L’amour n’est jamais proclamé d’un seul coup.

Il arrive doucement.

Comme une évidence qui se forme sous les mots.

Et puis il y a ce texte plus brut, presque social : Élégance dans le bloc C. Là, elle regarde un autre monde. Les rues de banlieue, les survêtements, les gestes des jeunes qui errent dans les quartiers. On pourrait croire à un jugement, mais le texte glisse progressivement vers quelque chose de plus nuancé.

Elle observe.

Elle se corrige.

Elle reconnaît qu’il y a des vies derrière ces silhouettes.

Encore une fois, elle ne donne pas de morale.

Elle montre.

Et c’est peut-être cela, la vraie force de son écriture.

Elle coupe.

Elle enlève.

Elle retire tout ce qui est inutile.

Les articles disparaissent parfois. Les transitions aussi. Les phrases deviennent plus rapides, plus nerveuses. Les mots s’enchaînent sans lourdeur grammaticale.

Cette coupe crée de l’espace.

L’esprit du lecteur remplit naturellement les silences entre les images.

Mais ce que j’aime le plus dans sa façon d’écrire, c’est la manière dont elle termine ses chansons.

Elle ne cherche jamais une conclusion spectaculaire.

Au contraire.

Après une succession d’images, de gestes, de fragments de vie, elle choisit presque toujours une phrase simple.

Une phrase que l’on pourrait murmurer.

Dans une voiture.

Dans une chambre.

Ou juste avant de s’endormir.

Dans Toute la nuit, tout le texte nous entraîne dans la vitesse, la fuite, la chaleur de la nuit, les kilomètres qui défilent. Et puis soudain, à la toute fin, tout se calme.

Et il ne reste plus qu’une phrase.

Presque chuchotée.

— J’aime être avec toi.

C’est simple.

Presque banal.

Et pourtant, c’est exactement pour cela que la phrase frappe si fort.

Parce qu’elle arrive après tout le reste.

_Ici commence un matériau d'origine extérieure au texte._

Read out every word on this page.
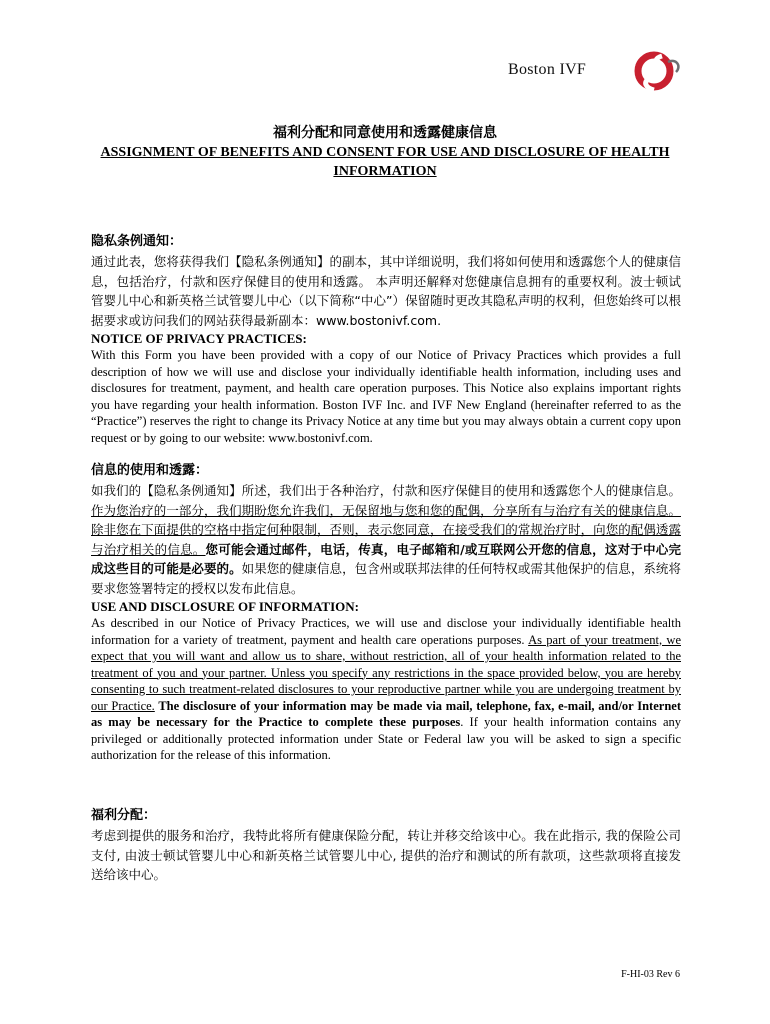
Boston IVF
福利分配和同意使用和透露健康信息
ASSIGNMENT OF BENEFITS AND CONSENT FOR USE AND DISCLOSURE OF HEALTH INFORMATION

隐私条例通知：

通过此表，您将获得我们【隐私条例通知】的副本，其中详细说明，我们将如何使用和透露您个人的健康信息，包括治疗，付款和医疗保健目的使用和透露。 本声明还解释对您健康信息拥有的重要权利。波士顿试管婴儿中心和新英格兰试管婴儿中心（以下简称“中心”）保留随时更改其隐私声明的权利，但您始终可以根据要求或访问我们的网站获得最新副本：www.bostonivf.com.

NOTICE OF PRIVACY PRACTICES:

With this Form you have been provided with a copy of our Notice of Privacy Practices which provides a full description of how we will use and disclose your individually identifiable health information, including uses and disclosures for treatment, payment, and health care operation purposes. This Notice also explains important rights you have regarding your health information. Boston IVF Inc. and IVF New England (hereinafter referred to as the “Practice”) reserves the right to change its Privacy Notice at any time but you may always obtain a current copy upon request or by going to our website: www.bostonivf.com.

信息的使用和透露：

如我们的【隐私条例通知】所述，我们出于各种治疗，付款和医疗保健目的使用和透露您个人的健康信息。 作为您治疗的一部分，我们期盼您允许我们，无保留地与您和您的配偶，分享所有与治疗有关的健康信息。 除非您在下面提供的空格中指定何种限制，否则，表示您同意，在接受我们的常规治疗时，向您的配偶透露与治疗相关的信息。您可能会通过邮件，电话，传真，电子邮箱和/或互联网公开您的信息，这对于中心完成这些目的可能是必要的。如果您的健康信息，包含州或联邦法律的任何特权或需其他保护的信息，系统将要求您签署特定的授权以发布此信息。

USE AND DISCLOSURE OF INFORMATION:

As described in our Notice of Privacy Practices, we will use and disclose your individually identifiable health information for a variety of treatment, payment and health care operations purposes. As part of your treatment, we expect that you will want and allow us to share, without restriction, all of your health information related to the treatment of you and your partner. Unless you specify any restrictions in the space provided below, you are hereby consenting to such treatment-related disclosures to your reproductive partner while you are undergoing treatment by our Practice. The disclosure of your information may be made via mail, telephone, fax, e-mail, and/or Internet as may be necessary for the Practice to complete these purposes. If your health information contains any privileged or additionally protected information under State or Federal law you will be asked to sign a specific authorization for the release of this information.

福利分配：

考虑到提供的服务和治疗，我特此将所有健康保险分配，转让并移交给该中心。我在此指示, 我的保险公司支付, 由波士顿试管婴儿中心和新英格兰试管婴儿中心, 提供的治疗和测试的所有款项，这些款项将直接发送给该中心。

F-HI-03 Rev 6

Parce qu’elle ressemble à la vérité nue, une fois que toutes les images se sont dissipées.

Au fond, son écriture fonctionne comme un montage.

Des fragments de réalité.

Des sensations rapides.

Des détails concrets.

Reliés par un rythme instinctif et une musicalité très naturelle.

Ce ne sont pas des récits.

Ce sont des moments capturés.

Des instants courts, précis, presque anodins.

Mais mis bout à bout, ils dessinent quelque chose de plus grand.

Une histoire.

Et peut-être même un peu plus que cela.

Une manière de regarder le monde.

Et je crois que c’est pour cela que ses textes me touchent autant.

Parce qu’ils ne cherchent pas à expliquer.

Ils montrent.

Et quand quelqu’un sait montrer la vie avec si peu de mots…

cela signifie qu’il a compris quelque chose d’essentiel sur les émotions humaines.